Мы направились к краснокирпичному двухэтажному зданию школы, погрузились в тепло и устроились в пустовавшей столовой. Официантка немедля подала эрзац-кофе, и я протянул Руди те сигареты, к которым не притронулся Зворыгин:
– Что же ты ничего не писал мне? О здешней методике?
– А зачем? – Руди взял сигарету и подался к огню. – Ну вот ты приехал – и что же? Ты, со своей огромной славой и авторитетом. Воплощение германского духа и рыцарской чести. Сам принялся травить подранка? Вернее, даже не подранка, а не знаю, как назвать. Так зачем же мне было писать тебе? Чтобы ты мне ответил, что это у каждой божьей твари в крови, Бог нас создал такими – от невинной пичужки до наделенного сомнительной свободой воли человека? Это я от тебя уже слышал.
– Сразу видно, что ты не от мира воздушной войны. Вообще-то сейчас этот русский чуть меня не убил. Как ты видел и слышал, я в него не стрелял. Мы играли на равных. Впрочем, если бы даже я стал поливать его из пулеметов, это мало бы что изменило. С этим русским всегда так. Его имя – Зворыгин. Это он убил нашего брата весной. Не огнем пулеметов, а стойкой шасси. Понимаешь? Как птица. Словно тетеревятник, выпускающий когти над беспомощной жертвой.
– Даже так… – дрогнул он, на мгновение увидев бедового, беспробудно-бесстрашного Эриха – лучезарную силу улыбки, убивающей все твое точное знание, что и ее когда-то не будет. – И что, теперь ты хочешь отомстить ему? Вот так?
– Если бы мне хотелось отомстить, я сажал и сажал бы его в настоящий, снаряженный, заправленный боевой самолет и играл бы с ним снова и снова. Я искал бы его там, в России, – не здесь. Ну а сейчас мы с Решем думаем, не пристрелить ли нам его, оказав ему этим последнюю честь, уж если он, на собственное горе, оказался столь живучим. Вольно ж ему было тогда не разбиться. А я гляжу, ты смотришь на творящееся здесь… ну, без особых содроганий. – Я не мог найти нужного слова, я хотел спросить: что ты тут делаешь? почему не кричишь «что вы делаете?!».

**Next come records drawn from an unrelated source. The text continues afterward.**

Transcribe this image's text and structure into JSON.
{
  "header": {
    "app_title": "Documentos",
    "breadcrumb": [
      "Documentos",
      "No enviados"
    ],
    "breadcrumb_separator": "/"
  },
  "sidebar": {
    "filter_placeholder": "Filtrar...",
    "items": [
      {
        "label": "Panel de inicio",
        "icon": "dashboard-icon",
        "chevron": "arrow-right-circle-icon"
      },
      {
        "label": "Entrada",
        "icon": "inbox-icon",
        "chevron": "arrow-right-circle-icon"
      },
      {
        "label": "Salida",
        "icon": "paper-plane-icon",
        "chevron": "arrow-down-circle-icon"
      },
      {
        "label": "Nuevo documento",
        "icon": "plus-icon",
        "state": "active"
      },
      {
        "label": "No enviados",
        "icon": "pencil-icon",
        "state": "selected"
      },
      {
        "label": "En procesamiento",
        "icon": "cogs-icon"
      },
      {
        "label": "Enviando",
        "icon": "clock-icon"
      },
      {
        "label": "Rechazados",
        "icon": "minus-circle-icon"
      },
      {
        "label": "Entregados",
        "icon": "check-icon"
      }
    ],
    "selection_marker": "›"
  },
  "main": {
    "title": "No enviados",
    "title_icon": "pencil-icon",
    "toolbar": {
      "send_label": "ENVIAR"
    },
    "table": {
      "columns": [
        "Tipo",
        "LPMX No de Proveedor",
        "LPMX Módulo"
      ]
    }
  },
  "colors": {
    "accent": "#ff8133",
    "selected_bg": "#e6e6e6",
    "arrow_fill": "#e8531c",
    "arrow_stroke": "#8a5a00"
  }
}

– Удивляет меня, главным образом, вот что: почему же никто не кричит? – Руди словно услышал меня, он всегда меня слышал. – Как будто так и надо. Вот Реш: он – добрый, умный и несчастный человек. Ты – тоже умный, сильный, храбрый. В твоей шкале нет жалости, допустим, и сердце твое очерствело, давно уже не впитывает боли – это, скажем так, профессиональное, тебя не поразишь ни видом, ни количеством убитых, но дело-то не в жалости, а если хочешь, в красоте войны, ведь так? Говоря по-простому, вы с Решем – солдаты, а не палачи. Тогда почему? Почему все мы, немцы, по отдельности будучи добрыми, умными, храбрыми, в конце концов, жизнелюбивыми людьми, все как один, все вместе, как народ, сплотившись, делаем вот это, не говорю уж о другом? Ну хорошо, давай не будем добрыми, допустим, добрыми нам быть нельзя, как ты пытаешься меня уверить. Но мы же так гордимся нашим практицизмом. Неужто то, что мы здесь делаем с твоим Зворыгиным и всеми остальными, на самом деле нам поможет победить? Именно так мы и добудем необходимую вакцину против русской живучести в воздухе? Помнишь, ты говорил про наивные верования островных людоедов? Съедая сердце или мозг убитого врага, перенимаешь его силу, его храбрость и так далее. Изжарить сильного врага на ужин – это значит оказать ему честь. Так вот, те дикари по сравнению с нами чисты. Мы, кажется, нарушили последовательность, нет? Позабыли убить этих русских, перед тем как начать ими лакомиться. Каким бы ни был твой Зворыгин там, в России, здесь он слаб, положение его безнадежно, все усилия тщетны, как бороться со старостью или раком кишок. Мы клюем умирающих, наслаждаемся их безответностью, и по-моему, брат, все закончится тем, что мы выродимся, и настоящая война нам будет непосильна.
Будто я сам с собой говорил и смотрел на себя из другого, слабосильного братского тела.
– Ну а ты сам? – спросил я. – Почему ты не бегаешь и не кричишь?
– Ты, конечно, не терпишь банальностей, но это же не отменяет истинности общих мест. Сторожа, как известно, сидят вместе с узниками, в той же самой тюрьме. Я не могу отсюда убежать. Разве только в лечебницу, но душевнобольных у нас тоже не жалуют. Был бы я честным немцем – давно бы сидел в Заксенхаузене. А теперь мне придется отсидеть с твоим русским одинаковый срок. Отсидеть, отлетать… как же это назвать-то? Есть слово?